Saidly, I did not hear from her at all. I called her like around 230. We were having a nice conversation when she said she needed to call Albert's mom. She said ALbert's mom had called her several times and she had not gotten around to responding. So she chose that time to call her (i can understand from her perspective, she did not want to forget to call her). But she chose my time. And that is ok, had she called me back, which she did not. When I texted her some time later to find out if things were ok, she said thing with Albert's mom were so so. I asked if she could talk (this was all via text) and she said NOT NOW. nothing else. Trying to be respectful, I did not argue it. I then said, ok we'll talk later and she said ok. I wrapped up the communication with LOVE YOU BLESS YOU MISS YOU. She responded in kind. She had church that evening and I knew this so I decided not to bother her. I had agreed to be with Nancy that night.

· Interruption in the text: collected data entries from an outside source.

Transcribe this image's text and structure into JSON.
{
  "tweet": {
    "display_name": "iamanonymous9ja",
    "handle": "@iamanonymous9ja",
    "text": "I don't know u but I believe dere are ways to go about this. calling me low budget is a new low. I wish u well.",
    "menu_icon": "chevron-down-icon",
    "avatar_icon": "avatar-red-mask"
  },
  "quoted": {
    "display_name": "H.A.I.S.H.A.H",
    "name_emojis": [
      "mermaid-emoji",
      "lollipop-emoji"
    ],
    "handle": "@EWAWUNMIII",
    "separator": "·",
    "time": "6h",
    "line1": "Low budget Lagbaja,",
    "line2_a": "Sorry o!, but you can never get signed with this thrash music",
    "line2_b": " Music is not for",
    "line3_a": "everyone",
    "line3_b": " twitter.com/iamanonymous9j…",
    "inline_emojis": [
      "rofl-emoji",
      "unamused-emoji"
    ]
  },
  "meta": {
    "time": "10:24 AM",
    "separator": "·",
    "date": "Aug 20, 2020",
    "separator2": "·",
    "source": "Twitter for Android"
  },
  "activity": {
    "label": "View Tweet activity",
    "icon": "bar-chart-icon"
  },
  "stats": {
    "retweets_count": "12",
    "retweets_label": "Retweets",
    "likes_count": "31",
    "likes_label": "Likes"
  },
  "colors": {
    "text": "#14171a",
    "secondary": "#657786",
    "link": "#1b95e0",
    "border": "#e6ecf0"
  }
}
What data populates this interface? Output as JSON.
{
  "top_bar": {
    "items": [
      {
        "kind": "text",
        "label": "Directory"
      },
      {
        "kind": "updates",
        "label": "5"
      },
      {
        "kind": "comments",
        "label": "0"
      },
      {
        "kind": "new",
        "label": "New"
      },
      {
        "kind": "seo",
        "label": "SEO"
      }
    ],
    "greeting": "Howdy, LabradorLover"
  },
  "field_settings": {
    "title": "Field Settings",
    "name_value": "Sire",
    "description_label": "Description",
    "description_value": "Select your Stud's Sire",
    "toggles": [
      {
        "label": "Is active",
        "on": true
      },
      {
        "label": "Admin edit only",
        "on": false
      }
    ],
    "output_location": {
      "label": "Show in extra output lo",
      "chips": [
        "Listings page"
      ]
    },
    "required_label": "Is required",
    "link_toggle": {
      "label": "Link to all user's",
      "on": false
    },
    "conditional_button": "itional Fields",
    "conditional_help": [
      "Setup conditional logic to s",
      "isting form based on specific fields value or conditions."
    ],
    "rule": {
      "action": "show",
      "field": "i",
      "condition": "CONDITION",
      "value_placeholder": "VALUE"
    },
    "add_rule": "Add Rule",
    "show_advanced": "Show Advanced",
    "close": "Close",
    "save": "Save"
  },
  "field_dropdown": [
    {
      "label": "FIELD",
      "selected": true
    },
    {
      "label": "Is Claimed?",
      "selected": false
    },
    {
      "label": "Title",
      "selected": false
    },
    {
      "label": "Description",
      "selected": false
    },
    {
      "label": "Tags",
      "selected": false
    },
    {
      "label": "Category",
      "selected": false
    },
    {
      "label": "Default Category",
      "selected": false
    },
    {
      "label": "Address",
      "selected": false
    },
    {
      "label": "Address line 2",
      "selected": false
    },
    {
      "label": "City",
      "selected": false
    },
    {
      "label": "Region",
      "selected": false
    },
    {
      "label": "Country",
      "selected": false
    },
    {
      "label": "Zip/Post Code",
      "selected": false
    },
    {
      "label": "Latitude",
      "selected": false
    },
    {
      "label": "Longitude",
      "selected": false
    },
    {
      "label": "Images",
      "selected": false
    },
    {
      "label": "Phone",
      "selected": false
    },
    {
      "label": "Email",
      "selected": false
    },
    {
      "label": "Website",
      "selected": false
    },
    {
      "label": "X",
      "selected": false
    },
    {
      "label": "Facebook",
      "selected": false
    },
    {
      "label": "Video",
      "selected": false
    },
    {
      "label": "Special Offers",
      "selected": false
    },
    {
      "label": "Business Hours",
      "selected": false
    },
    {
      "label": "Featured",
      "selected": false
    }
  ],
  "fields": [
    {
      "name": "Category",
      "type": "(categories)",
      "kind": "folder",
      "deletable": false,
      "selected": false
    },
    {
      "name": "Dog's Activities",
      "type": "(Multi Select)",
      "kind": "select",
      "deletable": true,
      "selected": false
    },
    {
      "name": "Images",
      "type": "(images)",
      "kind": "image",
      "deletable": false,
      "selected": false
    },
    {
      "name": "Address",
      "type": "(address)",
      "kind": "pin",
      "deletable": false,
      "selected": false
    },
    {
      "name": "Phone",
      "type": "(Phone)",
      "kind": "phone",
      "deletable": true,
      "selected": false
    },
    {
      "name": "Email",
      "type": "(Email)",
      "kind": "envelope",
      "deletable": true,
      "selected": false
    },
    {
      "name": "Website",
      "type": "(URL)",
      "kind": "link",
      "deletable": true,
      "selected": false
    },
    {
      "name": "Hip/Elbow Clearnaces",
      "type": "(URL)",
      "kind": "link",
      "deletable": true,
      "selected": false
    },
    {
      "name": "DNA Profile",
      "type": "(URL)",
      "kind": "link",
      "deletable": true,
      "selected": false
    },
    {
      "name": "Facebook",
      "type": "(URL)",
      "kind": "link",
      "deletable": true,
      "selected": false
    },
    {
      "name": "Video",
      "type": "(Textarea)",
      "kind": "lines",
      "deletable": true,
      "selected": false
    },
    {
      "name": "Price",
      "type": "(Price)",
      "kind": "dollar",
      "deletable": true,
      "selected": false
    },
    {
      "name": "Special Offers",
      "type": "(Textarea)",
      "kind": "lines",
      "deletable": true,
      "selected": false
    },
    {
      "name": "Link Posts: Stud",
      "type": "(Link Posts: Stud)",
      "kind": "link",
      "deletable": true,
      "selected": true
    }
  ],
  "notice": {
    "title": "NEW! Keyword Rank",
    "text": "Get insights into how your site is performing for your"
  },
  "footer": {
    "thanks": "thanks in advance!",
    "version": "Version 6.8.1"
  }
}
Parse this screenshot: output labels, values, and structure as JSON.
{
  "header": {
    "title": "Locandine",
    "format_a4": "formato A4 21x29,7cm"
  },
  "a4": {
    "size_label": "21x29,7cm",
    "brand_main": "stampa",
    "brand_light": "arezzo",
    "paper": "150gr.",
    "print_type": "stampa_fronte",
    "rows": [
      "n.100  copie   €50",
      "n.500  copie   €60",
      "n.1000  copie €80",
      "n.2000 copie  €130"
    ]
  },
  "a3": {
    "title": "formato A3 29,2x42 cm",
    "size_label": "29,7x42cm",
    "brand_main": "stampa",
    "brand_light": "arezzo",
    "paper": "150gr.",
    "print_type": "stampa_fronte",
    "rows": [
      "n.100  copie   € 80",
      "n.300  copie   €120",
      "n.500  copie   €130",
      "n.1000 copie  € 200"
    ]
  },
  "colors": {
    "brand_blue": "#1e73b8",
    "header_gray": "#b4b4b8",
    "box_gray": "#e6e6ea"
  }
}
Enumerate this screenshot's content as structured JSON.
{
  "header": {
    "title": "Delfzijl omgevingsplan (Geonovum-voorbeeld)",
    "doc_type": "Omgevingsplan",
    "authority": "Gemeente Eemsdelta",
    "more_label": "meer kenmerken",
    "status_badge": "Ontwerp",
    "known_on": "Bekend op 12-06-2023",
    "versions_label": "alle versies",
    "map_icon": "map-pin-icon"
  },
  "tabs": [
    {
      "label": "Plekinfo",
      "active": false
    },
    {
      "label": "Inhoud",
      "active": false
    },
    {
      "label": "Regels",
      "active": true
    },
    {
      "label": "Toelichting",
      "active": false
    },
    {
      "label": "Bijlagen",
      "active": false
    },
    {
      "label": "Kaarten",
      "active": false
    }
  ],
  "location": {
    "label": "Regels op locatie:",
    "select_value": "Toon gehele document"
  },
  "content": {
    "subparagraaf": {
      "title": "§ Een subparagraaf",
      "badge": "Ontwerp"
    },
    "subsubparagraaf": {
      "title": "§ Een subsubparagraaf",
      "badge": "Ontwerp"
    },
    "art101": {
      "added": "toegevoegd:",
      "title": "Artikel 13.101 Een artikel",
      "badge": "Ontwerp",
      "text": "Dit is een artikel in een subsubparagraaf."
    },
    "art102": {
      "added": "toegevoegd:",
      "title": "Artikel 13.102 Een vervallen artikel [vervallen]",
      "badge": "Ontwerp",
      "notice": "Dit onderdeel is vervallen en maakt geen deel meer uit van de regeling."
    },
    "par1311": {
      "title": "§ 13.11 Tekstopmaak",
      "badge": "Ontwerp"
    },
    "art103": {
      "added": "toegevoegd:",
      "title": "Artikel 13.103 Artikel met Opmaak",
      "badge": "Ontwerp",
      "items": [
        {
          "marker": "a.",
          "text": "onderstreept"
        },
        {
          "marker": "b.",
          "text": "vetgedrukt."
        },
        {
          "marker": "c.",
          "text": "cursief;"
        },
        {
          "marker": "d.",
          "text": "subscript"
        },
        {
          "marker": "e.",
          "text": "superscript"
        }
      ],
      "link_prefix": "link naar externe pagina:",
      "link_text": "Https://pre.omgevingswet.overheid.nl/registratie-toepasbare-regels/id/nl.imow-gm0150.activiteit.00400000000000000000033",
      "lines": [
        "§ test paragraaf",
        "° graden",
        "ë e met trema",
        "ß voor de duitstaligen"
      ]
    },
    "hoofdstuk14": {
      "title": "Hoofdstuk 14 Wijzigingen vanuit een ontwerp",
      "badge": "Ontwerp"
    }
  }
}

I got home and texted her I was home. She texted me back. She then called me and we talked for a little bit She said she was falling asleep. I wanted to hold on to her longer, but know better to. I asked her not to hang up and she insisted on doing so (why?, when you did not the night before?). she dozed off and I heard her breathing then she woke up and told me she was hanging up. I was sad. I miss her so much. Not sure if she realizes that.
I woke up early and felt tht nagging feeling again. I was being very unfair to her because she cannot give more than she is ready for and I want more. what she gives me is not enough. Iwant her to give me more but I cannot ask her to give me what she is not ready to give. I cannot ask her to give me anything. It has to come from her.
I need to go. will write more later.